Par contrat de travail de durée indéterminée du 26 juillet 2013, A.________ (ci-après: la travailleuse, la demanderesse ou la recourante) a été engagée par B.________ SA (ci-après: l’employeuse ou l’intimée) en qualité de gérante de portefeuilles à compter du 1er novembre 2013 pour un salaire annuel de 140’000 fr., versé douze fois l’an.

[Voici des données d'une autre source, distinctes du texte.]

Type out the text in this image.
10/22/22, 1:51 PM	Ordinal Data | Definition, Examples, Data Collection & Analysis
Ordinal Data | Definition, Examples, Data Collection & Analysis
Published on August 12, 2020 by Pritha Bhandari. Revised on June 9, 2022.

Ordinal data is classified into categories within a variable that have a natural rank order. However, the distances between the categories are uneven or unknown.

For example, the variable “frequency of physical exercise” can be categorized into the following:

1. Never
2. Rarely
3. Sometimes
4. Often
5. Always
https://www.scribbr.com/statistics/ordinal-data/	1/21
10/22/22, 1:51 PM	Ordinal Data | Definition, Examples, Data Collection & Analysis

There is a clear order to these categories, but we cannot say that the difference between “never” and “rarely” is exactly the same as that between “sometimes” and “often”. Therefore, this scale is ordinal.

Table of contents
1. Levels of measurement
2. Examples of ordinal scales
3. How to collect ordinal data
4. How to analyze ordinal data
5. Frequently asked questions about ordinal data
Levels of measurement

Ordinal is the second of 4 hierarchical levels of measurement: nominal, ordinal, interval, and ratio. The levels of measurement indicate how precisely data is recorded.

Le contrat de travail prévoyait notamment le versement d’une prime sur » return on assets » (ci-après: la prime sur ROA), dont le montant correspondait, sous certaines conditions, à 20 % de la » rentabilité générée par la clientèle apportée par l[a travailleuse] « .
Consid. 3 :
(….), la recourante reproche à la cour cantonale d’avoir violé l’art. 18 CO en interprétant les dispositions contractuelles relatives à la prime sur ROA selon le principe de la confiance.
En droit suisse des contrats, la question de savoir si les parties ont conclu un accord est soumise au principe de la priorité de la volonté subjective sur la volonté objective (ATF 144 III 93 consid. 5.2.1; 123 III 35 consid. 2b).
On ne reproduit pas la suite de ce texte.